It’s been a mixed bag for the markets over the last week with the US and Europe achieving slightly positive returns and the UK and Japan slightly down.

The biggest riser was the emerging markets.

Stock market performance

The Chinese economy grew 3.2% last quarter which was more than expected. China were first in and first out in terms of suppressing the virus and therefore their economic activity is starting to pick up significantly, especially their manufacturing sector. Consumer retail spending has not picked up as quick but could bounce back soon based on the savings people would have made from lockdown.

Nearly a fifth of China’s GDP comes from exports though so they are still reliant on big trading partners the US and Europe to make progress in their own fight against the virus.

Speaking of Europe. After 4 days of meetings, EU leaders finally agreed to a €750 billion coronavirus recovery package. The package will be made up of grants to the countries hardest hit by the pandemic (mainly Italy and Spain) and low interest loans to other members.

The markets had already priced in this sort of rescue package so went a bit jittery early in the week when there was a worry a deal might not be reached. But this once again shows that the EU will do all it can to keep the project running.

What was also interesting was that they signalled they would be willing to do more if required. This will hopefully reinforce a strong recovery in Europe.

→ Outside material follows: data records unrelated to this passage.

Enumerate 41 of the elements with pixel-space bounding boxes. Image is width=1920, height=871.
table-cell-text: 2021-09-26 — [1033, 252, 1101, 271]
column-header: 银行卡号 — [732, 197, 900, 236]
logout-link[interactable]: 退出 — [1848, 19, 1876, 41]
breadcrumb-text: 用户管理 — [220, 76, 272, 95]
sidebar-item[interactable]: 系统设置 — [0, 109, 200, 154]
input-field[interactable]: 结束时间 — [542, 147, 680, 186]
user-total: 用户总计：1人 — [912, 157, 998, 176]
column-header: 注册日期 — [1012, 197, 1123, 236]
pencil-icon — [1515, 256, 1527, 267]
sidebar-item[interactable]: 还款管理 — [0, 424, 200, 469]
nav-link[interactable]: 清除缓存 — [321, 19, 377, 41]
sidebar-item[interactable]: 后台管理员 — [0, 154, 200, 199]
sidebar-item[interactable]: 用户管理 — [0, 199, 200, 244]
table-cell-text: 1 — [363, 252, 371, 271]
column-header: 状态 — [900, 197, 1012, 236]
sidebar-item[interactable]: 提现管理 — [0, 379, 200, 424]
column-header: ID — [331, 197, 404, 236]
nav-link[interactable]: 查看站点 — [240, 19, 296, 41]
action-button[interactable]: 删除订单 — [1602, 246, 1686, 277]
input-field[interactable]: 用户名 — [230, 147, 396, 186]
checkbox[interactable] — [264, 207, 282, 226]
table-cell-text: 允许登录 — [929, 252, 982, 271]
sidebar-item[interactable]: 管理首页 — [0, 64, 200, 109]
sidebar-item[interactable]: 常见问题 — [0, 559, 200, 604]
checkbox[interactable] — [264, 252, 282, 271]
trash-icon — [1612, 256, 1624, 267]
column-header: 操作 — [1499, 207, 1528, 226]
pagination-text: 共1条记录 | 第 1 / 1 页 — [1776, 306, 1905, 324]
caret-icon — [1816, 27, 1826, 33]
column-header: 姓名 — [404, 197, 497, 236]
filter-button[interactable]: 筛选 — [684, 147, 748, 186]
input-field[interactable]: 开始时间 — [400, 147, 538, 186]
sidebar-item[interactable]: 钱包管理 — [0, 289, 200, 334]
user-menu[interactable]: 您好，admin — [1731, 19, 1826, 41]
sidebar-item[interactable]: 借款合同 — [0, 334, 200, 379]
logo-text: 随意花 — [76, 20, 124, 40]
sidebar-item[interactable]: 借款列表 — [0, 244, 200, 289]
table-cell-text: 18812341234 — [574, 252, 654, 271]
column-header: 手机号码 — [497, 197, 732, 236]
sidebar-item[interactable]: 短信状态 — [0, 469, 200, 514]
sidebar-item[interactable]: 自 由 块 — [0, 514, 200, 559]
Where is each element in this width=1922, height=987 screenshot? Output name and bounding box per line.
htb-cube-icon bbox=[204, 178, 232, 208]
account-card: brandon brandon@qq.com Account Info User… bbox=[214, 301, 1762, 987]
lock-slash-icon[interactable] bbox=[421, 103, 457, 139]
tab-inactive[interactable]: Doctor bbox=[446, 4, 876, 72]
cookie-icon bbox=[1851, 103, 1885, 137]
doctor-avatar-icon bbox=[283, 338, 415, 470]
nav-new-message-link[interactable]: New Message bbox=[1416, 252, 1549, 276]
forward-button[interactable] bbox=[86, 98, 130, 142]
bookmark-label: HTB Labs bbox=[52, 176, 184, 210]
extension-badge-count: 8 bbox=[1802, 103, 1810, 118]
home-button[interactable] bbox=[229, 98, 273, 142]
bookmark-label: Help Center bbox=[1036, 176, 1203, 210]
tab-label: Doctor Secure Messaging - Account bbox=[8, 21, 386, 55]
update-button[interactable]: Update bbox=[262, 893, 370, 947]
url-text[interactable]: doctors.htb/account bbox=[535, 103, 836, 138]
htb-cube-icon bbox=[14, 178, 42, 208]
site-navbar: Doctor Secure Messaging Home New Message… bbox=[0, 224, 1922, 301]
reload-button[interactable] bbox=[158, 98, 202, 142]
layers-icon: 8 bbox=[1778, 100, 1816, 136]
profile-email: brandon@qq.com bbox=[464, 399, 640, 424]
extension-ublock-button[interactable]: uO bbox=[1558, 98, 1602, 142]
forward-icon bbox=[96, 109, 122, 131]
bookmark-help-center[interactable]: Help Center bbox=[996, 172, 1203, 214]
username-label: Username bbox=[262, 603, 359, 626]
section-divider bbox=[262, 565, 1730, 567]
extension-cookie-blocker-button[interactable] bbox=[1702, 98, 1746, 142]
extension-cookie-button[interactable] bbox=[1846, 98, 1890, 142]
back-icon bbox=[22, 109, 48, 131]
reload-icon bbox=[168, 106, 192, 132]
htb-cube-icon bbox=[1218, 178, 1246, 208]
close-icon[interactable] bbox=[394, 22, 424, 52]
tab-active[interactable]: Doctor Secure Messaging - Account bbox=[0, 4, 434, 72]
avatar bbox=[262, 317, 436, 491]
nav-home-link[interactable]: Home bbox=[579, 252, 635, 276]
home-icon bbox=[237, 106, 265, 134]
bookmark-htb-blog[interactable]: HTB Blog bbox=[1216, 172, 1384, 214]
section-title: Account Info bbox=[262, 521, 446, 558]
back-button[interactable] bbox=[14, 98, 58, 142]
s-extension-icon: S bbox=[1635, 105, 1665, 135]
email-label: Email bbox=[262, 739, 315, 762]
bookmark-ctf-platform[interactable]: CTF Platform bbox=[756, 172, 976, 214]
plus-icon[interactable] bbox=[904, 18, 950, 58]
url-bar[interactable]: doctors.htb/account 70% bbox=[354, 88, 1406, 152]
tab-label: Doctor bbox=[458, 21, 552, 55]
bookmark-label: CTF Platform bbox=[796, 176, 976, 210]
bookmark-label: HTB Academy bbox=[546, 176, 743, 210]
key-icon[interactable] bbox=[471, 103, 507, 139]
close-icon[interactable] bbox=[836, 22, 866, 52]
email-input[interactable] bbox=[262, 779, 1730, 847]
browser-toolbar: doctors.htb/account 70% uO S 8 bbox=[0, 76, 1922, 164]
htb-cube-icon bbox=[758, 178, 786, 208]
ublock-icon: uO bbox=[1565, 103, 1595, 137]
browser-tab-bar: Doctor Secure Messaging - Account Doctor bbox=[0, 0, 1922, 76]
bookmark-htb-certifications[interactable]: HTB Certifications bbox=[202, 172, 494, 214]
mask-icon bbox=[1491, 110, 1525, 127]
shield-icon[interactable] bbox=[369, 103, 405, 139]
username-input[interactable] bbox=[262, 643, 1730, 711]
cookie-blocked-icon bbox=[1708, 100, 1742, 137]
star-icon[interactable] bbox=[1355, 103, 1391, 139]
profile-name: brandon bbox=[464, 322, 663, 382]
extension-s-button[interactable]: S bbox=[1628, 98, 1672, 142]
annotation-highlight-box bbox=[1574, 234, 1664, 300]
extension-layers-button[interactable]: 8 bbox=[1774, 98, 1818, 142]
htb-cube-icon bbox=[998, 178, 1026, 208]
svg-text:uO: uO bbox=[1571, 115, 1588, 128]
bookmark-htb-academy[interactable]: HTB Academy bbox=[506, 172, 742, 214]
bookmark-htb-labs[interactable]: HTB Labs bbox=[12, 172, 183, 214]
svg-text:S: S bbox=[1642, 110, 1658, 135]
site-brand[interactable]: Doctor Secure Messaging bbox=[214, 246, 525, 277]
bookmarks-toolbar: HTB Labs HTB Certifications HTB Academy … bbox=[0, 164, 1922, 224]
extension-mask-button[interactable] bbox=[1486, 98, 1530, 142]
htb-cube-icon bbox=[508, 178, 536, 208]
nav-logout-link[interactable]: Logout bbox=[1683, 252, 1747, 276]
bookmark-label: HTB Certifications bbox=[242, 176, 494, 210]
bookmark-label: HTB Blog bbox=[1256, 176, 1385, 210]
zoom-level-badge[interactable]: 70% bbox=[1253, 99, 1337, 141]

In the UK a British Chamber of Commerce survey said that 29% of businesses plan to cut jobs in the next 3 months. Vacancies have dropped dramatically in the UK and unemployment is the big thing to watch out for.

UK Job Vacancies

Once the furlough scheme ends, what is unemployment going to look like? The UK economy is very reliant on consumer spending which is why the government is so keen for us to get back out into restaurants etc. If people don’t have jobs then they are not going to spend.

Having said all this, planning to cut jobs is different to actually doing it so we will see what happens.

The Bank of England have sounded more upbeat again, as their Chief Economist said that he believed half of the 25% GDP loss had already been recovered.

There were also promising developments in the Oxford vaccine which backed up a few of the other vaccine trial results we have seen from other companies in the last week. So progress is being made here.

A company’s ability to get through shocks to their business often depends on how much cash they have available. Companies with a strong balance sheet can withstand pressure much better than companies who are highly leveraged.

When looking at the major world stock markets it’s interesting to see that the US and Europe fair much worse than the Asian markets when looking at the percentage of companies with net cash.

Risk warning:

Stock market linked investments and any income from them, can fall as well as rise and is not guaranteed. Any figures quoted are for illustrative purposes and should not be taken as a forecast or guarantee. Past performance should not be seen as an indication of future returns and clients may get back less than they have invested.